I have a Bourne shell (/bin/sh) script (for portability) that wants to monitor another program. It should start the other program, then wait for it to exit. When the second program exits, it does some final work and exits itself. The catch is that the script needs to also respond to a signals (eg USR2) and do some work when those signals show up.
My naive implementation is:
#! /bin/sh
echo $$
trap 'echo Respond to USR2' USR2
/bin/sleep 120 &
pid=$!
wait $pid
echo $pid exited with $?
echo Doing final cleanup
This doesn't work. If I send the shell SIGUSR2, the trap fires as expected, but wait also finishes, returning 140. The /bin/sleep continues on its merry way. Typical output:
28849
Respond to USR2
28850 exited with 140
Doing final cleanup
This behaviour is consistent between dash and bash, the two Bourne shell derivatives I have convenient access to.
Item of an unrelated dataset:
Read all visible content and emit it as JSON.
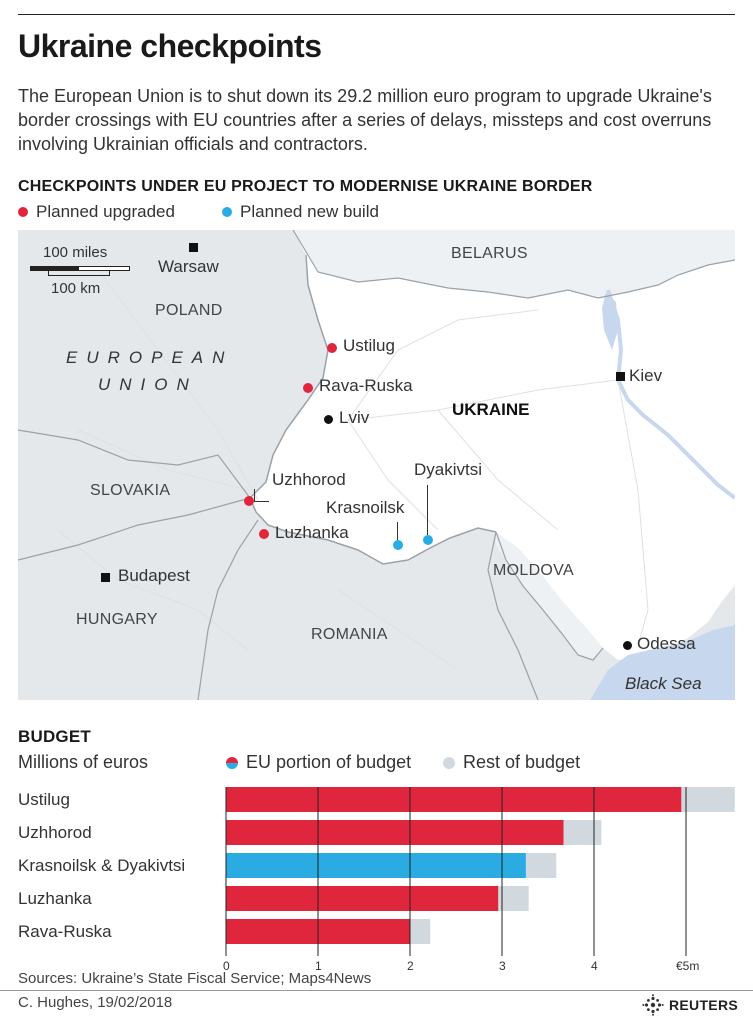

My current work around is to spin loop waiting for the child PID to disappear, probing with kill. Spin looping seems wasteful, and enlarges the window where my script might erroneously be waiting for the wrong process if PIDs are being rapidly reused.
#! /bin/sh
echo $$
trap 'echo Respond to USR2' USR2
/bin/sleep 15 &
pid=$!
while /bin/kill -0 $pid 2> /dev/null; do
echo waiting...
sleep 2
done
echo Doing final cleanup
Is there a better solution given my goal of simultaneously waiting for another process to exit and being able to respond to signals?